Mumbai: Some banks and financial institutions want Rs1,000 crore as minimum capital requirement for proposed new banks, double the amount the regulator had indicated in its draft guidelines.
Another critical suggestion from some institutions is that foreign holding in new banks should be permitted up to 74%. The Reserve Bank of India’s (RBI’s) draft norms had suggested 49% foreign holding in new banks.
RBI on Tuesday released the gist of comments from various stakeholders such as banks and non-banking financial companies (NBFCs), corporate houses and industry associations on each of the critical issues featured in the August 2011 draft norms on banking licences, including minimum capital, ownership and foreign ownership.
Eligibility of promoters
Draft norms: Aspirants must have diversified ownership, sound credentials and 10-year successful track record. Applicants should list group companies undertaking key business activities. Those groups conducting activities such as real estate, capital market activities and broking are riskier.
Feedback flows: The Reserve Bank of India building in Mumbai. Photo: Bloomberg
Comments: New bank aspirants seek clarity on the stipulations on eligibility criteria of promoters and clear definitions on real estate construction, ownership diversification and promoter group. Clarity is also being sought on the eligibility of entities with indirect government control.
Draft: Promoter groups can set up a new bank only through a wholly owned non-operative holding company (NOHC), which will hold the bank as well as all other financial services companies in the group.
Comments: Business houses, NBFCs and a federation of industries want to revisit the requirement of NOHC to be wholly owned by the promoters, and diversified shareholding at the NOHC level be permitted to improve corporate governance and avoid regulatory overlap. Specialized businesses such as infrastructure and housing finance should be allowed to be continued outside the bank.
Draft: Initial minimum paid-up capital for a new bank is pegged at Rs500 crore. NOHC to hold a minimum of 40% of the paid-up capital of the bank, with a five-year lock-in period. Holding in excess of 40% of the total paid-up capital to be brought down to 40% within two years from the date of licensing of the bank. Shareholding by NOHC shall be brought down to 20% within 10 years and 15% within 12 years.

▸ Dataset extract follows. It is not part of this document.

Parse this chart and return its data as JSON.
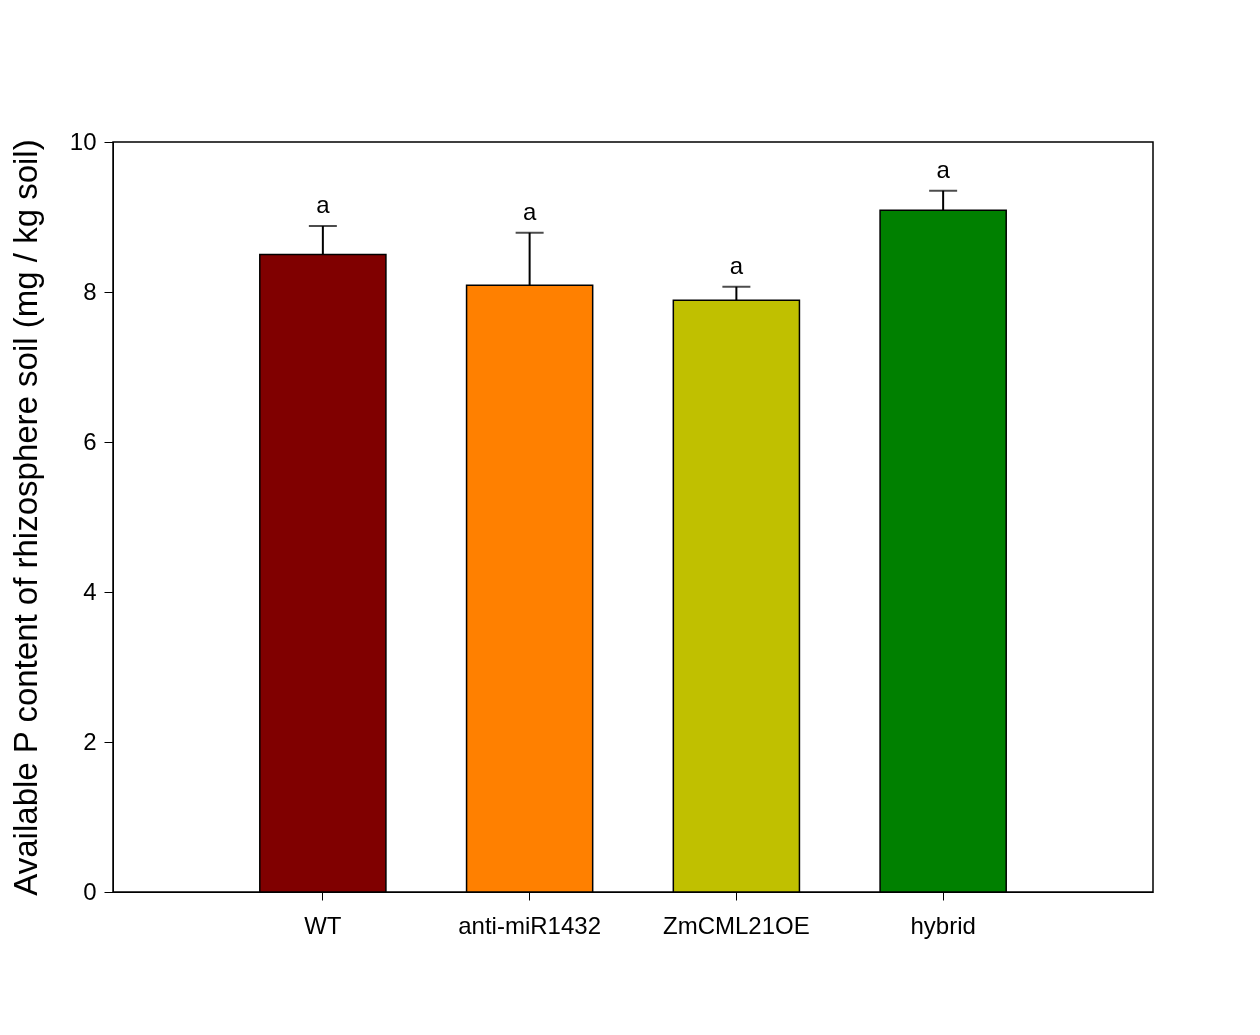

Comments: Some banks and institutions suggest minimum capital at Rs1,000 crore. Suggestions are also there to increase the time for dilution of promoter shareholding to 40% in the bank from two years to three-five years horizon. Some want the dilution to a period of 15 years and permission to hold higher stakes for promoters and NOHC.
Draft: Total overseas shareholding through foreign direct investment, non-resident Indians and foreign institutional investors in the new banks not to exceed 49% for the first five years from the date of licensing. No foreign shareholder, directly or indirectly, individually or in groups, will be permitted to hold 5% or more of the paid-up capital of the bank. Currently, foreign shareholding limit in private sector banks is capped at 74%.

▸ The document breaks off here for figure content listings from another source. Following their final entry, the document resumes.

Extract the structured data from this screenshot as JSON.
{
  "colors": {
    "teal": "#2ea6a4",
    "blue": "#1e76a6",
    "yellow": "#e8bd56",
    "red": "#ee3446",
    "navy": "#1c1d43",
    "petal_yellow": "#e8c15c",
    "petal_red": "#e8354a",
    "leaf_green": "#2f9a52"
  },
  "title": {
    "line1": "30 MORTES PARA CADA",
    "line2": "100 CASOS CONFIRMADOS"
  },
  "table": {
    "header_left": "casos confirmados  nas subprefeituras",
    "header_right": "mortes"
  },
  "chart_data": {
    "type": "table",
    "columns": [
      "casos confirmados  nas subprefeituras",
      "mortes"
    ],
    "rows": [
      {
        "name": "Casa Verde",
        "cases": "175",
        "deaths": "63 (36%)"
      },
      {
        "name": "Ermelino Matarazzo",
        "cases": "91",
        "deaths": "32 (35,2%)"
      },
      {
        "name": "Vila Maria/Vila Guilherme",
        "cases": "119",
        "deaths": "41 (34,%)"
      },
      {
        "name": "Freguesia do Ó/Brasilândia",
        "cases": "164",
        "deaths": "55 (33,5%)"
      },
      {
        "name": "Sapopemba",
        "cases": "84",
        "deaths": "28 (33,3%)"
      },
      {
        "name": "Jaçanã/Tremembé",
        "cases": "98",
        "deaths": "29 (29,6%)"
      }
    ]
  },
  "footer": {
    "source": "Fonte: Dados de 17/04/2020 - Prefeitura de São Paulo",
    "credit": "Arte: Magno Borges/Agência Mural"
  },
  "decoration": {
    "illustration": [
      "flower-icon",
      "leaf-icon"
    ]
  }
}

Comments: Some institutions suggest foreign shareholding should be permitted up to a level of 74%. A few business houses, NBFCs and an industry federation felt that restricting foreign shareholding to 49% for initial five years was not a deterrent. A federation suggest 5% limit to be raised to 25% to attract strategic investors.
Draft: At least 50% of the directors of NOHC to be independent directors. No financial services entity under NOHC to be allowed to engage in any activity that a bank is permitted to undertake departmentally. All such activities to be moved to the new bank.
Comments: Infrastructure companies suggest that the infrastructure business should be allowed to be run outside the bank. Infrastructure companies getting converted into banks should be given exemption from the pre-emptions such as cash reserve ratio or the portion of deposits to be kept with RBI, statutory liquidity ratio or banks’ investment in government bonds, priority sector lending, etc., in the initial years. Banks are required to give 40% of their loans to economically weaker sections of society under the so-called priority sector norms.
Some NBFCs say that a time span of two-three years or 5-10 years should be given to the bank to transfer activities permitted to it from other entities or NBFCs in the group. They also say tax implication for transferring existing financial services business to the bank should be addressed. According to some NBFCs, a large number of independent directors in holding company are of no use.
Draft: Aspirants are to forward business plan for the new banks along with their applications, which should be realistic and viable. It should outline the model to explain how the bank proposes to achieve financial inclusion; 25% of the bank branches to be in unbanked rural centres.
Comments: There are suggestions seeking to specify targets for financial inclusion. The head offices of banks should be encouraged to be based in a non-metro centre. NBFCs, business federations and chambers of commerce say the stipulation on banks having 25% of branches in unbanked rural centres is too onerous; they want this to be revised to 15%.